Tim is a partner in Gilbert + Tobin's Corporate Advisory group.
Tim’s experience includes advising listed and unlisted companies and Australian and offshore private equity fund managers in relation to mergers and acquisitions, capital raisings, complex joint venture and shareholding arrangements, corporate restructurings and investigations.
Tim is the Chair of the Public Company Practice and Regulation Subcommittee of the Securities Law Committee of the IBA (International Bar Association).
Tim has completed a Master of Laws in Corporate and Commercial Law at the University of New South Wales and also received undergraduate qualifications in Law and Commerce (Finance) from the University of New South Wales.

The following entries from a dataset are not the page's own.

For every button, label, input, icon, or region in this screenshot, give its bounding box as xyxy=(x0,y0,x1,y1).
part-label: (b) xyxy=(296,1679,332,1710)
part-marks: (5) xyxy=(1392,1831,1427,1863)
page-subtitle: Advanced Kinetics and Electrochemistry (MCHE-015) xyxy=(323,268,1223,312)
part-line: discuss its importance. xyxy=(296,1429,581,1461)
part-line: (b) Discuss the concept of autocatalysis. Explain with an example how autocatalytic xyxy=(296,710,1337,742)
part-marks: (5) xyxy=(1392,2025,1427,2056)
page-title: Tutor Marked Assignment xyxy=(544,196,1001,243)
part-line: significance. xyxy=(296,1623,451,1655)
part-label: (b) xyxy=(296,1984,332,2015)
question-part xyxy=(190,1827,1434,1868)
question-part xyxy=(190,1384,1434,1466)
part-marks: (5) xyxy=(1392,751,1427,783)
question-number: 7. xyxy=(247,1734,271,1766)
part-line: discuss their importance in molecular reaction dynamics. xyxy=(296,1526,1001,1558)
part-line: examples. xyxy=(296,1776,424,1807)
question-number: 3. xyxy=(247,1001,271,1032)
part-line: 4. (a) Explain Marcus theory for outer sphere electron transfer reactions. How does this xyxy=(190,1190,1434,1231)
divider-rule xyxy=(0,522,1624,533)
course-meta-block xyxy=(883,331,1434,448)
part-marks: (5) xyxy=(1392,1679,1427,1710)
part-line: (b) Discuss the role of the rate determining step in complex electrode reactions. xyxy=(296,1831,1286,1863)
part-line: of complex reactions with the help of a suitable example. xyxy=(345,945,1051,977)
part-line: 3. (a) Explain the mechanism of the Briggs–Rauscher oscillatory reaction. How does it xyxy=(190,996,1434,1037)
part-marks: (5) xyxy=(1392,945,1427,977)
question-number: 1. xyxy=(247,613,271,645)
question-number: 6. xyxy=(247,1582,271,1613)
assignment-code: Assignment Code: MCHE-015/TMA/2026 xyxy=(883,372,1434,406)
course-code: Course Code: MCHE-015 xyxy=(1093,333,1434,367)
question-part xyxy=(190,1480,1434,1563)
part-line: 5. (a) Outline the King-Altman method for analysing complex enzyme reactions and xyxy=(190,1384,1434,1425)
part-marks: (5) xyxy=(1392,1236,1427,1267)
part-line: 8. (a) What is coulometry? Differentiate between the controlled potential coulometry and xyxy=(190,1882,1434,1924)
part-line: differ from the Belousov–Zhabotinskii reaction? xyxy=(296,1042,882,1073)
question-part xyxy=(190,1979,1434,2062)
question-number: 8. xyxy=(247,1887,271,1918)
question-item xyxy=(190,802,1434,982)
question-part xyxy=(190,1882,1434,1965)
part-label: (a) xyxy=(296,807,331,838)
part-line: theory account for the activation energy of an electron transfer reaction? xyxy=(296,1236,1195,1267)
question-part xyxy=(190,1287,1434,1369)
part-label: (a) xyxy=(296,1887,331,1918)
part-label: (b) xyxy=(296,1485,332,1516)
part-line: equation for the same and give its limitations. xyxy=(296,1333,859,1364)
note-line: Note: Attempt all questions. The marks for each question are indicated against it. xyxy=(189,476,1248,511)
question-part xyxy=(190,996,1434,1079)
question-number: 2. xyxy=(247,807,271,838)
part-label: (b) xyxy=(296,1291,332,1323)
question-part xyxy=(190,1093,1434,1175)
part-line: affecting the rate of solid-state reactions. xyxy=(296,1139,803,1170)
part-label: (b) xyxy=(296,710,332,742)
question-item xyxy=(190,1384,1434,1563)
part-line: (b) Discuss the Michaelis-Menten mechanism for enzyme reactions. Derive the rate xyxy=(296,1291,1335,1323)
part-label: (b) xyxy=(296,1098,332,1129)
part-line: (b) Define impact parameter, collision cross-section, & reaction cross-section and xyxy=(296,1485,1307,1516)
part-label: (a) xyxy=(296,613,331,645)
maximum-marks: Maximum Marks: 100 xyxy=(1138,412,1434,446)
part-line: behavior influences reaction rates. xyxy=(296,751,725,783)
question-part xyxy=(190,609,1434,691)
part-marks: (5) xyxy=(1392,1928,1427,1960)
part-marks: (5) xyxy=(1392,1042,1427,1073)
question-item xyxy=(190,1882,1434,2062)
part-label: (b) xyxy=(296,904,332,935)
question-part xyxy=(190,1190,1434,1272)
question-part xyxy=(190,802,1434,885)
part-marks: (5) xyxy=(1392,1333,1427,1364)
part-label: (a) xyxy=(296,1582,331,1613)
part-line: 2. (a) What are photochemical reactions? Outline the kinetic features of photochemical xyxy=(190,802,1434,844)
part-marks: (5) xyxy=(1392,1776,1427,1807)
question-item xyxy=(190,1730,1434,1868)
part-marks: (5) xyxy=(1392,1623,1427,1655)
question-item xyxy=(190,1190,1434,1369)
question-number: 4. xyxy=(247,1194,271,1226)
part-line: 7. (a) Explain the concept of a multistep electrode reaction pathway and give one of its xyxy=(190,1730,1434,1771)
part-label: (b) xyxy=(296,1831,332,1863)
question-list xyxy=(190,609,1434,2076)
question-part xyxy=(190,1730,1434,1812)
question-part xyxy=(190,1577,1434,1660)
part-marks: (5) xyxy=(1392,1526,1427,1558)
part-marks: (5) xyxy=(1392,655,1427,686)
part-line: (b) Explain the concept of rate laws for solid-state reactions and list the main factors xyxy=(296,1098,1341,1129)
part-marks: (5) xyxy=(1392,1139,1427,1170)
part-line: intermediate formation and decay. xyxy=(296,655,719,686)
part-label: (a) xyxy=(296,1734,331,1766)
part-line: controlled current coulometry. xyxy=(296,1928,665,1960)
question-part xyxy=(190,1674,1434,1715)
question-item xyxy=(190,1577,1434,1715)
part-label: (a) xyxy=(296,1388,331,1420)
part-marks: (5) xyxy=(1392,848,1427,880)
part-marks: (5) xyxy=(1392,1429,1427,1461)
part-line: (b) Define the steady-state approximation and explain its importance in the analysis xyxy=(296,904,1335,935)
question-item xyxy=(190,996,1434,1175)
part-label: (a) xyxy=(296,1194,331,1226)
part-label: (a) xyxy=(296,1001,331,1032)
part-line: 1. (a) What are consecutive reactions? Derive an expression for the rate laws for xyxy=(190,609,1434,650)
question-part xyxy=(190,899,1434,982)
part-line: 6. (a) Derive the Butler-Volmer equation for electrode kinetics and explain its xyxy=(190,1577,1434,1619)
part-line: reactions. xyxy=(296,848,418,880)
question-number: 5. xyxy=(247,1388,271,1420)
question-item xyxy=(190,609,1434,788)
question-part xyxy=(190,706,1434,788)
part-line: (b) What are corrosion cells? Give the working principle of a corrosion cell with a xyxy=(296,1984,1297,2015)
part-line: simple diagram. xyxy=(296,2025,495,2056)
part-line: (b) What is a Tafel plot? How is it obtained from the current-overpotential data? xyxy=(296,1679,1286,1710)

Tim’s experience includes advising:
- Coca-Cola Amatil on its sale of SPC.
- GrainCorp on its approach by Long Term Asset Partners.
- Lifehealthcare on its $211 million scheme of arrangement with Pacific Equity Partners.
- Cover-More on the $850 million acquisition by Zurich by scheme of arrangement.
- SAI Global on the $1.1 billion acquisition by Barings Asia by scheme of arrangement.
- The NSW Government on the $2.6 billion privatisation of the State's land titling registry.
- Crescent Capital on the $520 million proportional takeover bid for Cardno Limited.
- Advising on initial public offerings on the Australian Stock Exchange, including Pacific Smiles Group Limited (PSQ), Burson Group Limited (BAP), Cover-More Group Limited (CVO) and Lifehealthcare Group Limited (LHC).
- GrainCorp on the $3 billion takeover proposal from Archer Daniel Midlands.
- Westpac on the $8 billion acquisition of the Lloyds Australia business.
Awards and Recognition
Tim is recognised in the Mergers & Acquisitions, Private Equity and Equity Capital Markets categories.
Tim won Partner of the Year - M&A at the Lawyers Weekly Partner of the Year Awards.